Rosie O’Donnell wyprowadziła się z USA do Irlandii na znak protestu

Gdy Donald Trump został ogłoszony nowym prezydentem USA, wiele amerykańskich gwiazd zapowiedziało, że na znak protestu opuści kraj. Choć większość tych deklaracji nie znalazła jak dotąd potwierdzenia w faktach, na taki krok zdecydowała się Rosie O’Donnell.
Znana komiczka, aktorka i producentka w opublikowanym w sieci nagraniu zdradziła, że w połowie stycznia wraz z 12-letnią córką wyprowadziła się do Irlandii.
"Muszę przyznać, że na razie jest naprawdę wspaniale. Ludzie są tutaj niesamowicie życzliwi i gościnni. Jestem bardzo wdzięczna i szczęśliwa. Nigdy nie przypuszczałam, że porzucę swój kraj, ale uznałam, że tak będzie lepiej dla mnie i mojego dziecka" – wyjawiła gwiazda "Bezsenności w Seattle" w filmiku zamieszczonym na TikToku.
O’Donell, której dziadkowie pochodzą z Irlandii, ubiega się obecnie o irlandzkie obywatelstwo.
62-letnia komiczka zasugerowała, że decyzja o wyprowadzce wynika z jej niezgody na powszechnie krytykowane działania administracji Donalda Trumpa.
W ostatnim czasie amerykański rząd podjął szereg kontrowersyjnych decyzji – dość wspomnieć masowe deportacje imigrantów, nakładanie kolejnych ograniczeń w kwestii aborcji, wprowadzenie zakazu udziału osób transpłciowych w sportach kobiecych czy usunięcie ze szkolnych bibliotek książek poruszających tematy związane z rasą, orientacją seksualną i tożsamością płciową.
"Tęsknię za moimi przyjaciółmi, rodziną, tęsknię za wieloma rzeczami. Ale jestem tu szczęśliwa. Rozważymy powrót, gdy wszyscy obywatele w Ameryce będą mieć równe prawa. Obserwowanie tego, co się dzieje w kraju, łamie mi serce. Po prostu poczułam, że musimy zadbać o siebie, dokonać trudnego wyboru i się tego trzymać" – podkreśliła gwiazda.

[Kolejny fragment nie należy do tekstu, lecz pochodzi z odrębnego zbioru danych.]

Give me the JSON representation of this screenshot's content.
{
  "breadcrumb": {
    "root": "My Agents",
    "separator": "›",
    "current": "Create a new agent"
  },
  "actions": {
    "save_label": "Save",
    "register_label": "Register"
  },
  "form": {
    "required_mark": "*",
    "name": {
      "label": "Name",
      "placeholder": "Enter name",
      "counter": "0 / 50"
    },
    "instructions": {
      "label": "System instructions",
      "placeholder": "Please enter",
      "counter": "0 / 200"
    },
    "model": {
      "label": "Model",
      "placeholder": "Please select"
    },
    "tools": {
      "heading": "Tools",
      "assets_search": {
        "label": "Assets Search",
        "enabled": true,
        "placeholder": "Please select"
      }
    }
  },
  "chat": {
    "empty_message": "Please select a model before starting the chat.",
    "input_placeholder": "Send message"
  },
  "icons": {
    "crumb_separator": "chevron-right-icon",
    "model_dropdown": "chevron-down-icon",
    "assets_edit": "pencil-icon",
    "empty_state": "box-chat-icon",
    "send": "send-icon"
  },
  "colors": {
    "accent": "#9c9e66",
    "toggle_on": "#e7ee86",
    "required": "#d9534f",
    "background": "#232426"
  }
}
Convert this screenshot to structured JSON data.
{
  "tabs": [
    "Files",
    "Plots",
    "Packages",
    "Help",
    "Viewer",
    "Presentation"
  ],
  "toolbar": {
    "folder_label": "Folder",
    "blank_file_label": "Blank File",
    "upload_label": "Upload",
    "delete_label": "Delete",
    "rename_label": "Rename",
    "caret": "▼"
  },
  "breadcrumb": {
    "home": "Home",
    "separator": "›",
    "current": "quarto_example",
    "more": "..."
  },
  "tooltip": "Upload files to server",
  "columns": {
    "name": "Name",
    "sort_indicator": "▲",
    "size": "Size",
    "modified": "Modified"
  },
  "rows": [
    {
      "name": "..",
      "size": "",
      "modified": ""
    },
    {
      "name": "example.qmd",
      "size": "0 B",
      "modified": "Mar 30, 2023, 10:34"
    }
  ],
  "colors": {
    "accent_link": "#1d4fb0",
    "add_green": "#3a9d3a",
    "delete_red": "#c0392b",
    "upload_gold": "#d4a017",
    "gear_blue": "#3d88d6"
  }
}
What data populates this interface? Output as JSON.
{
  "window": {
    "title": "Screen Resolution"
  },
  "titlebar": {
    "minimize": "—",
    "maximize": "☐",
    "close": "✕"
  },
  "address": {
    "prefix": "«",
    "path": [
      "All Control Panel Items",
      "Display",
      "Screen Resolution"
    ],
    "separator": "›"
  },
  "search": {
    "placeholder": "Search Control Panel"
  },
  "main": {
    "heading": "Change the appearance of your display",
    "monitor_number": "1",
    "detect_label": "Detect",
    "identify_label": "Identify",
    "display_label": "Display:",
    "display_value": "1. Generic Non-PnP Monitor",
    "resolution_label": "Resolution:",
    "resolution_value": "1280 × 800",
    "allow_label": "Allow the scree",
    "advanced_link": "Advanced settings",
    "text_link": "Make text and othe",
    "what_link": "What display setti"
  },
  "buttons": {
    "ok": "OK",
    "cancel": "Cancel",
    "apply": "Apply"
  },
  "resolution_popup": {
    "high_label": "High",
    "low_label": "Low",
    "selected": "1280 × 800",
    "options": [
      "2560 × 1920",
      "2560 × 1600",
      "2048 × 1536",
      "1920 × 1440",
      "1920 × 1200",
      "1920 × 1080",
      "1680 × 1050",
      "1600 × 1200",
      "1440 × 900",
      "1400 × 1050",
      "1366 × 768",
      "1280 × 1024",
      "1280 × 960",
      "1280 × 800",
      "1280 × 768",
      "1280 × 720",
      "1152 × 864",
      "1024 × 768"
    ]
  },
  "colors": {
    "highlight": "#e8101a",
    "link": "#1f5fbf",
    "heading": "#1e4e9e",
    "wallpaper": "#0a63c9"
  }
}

O’Donnell zaapelowała przy tym do odbiorców, by nie ulegali nadmiernemu pesymizmowi. "Każdego dnia myślę o moich rodakach w Stanach Zjednoczonych. Naprawdę liczę na to, że sytuacja jeszcze ulegnie poprawie. A tymczasem chrońcie swoje zdrowie psychiczne, to wszystko, co mogę powiedzieć. Starajcie się nie dryfować w chaosie, jeśli to możliwe, choć zdaję sobie sprawę, że jest to bardzo trudne, gdy chaos otacza nas ze wszystkich stron" – zaznaczyła komiczka.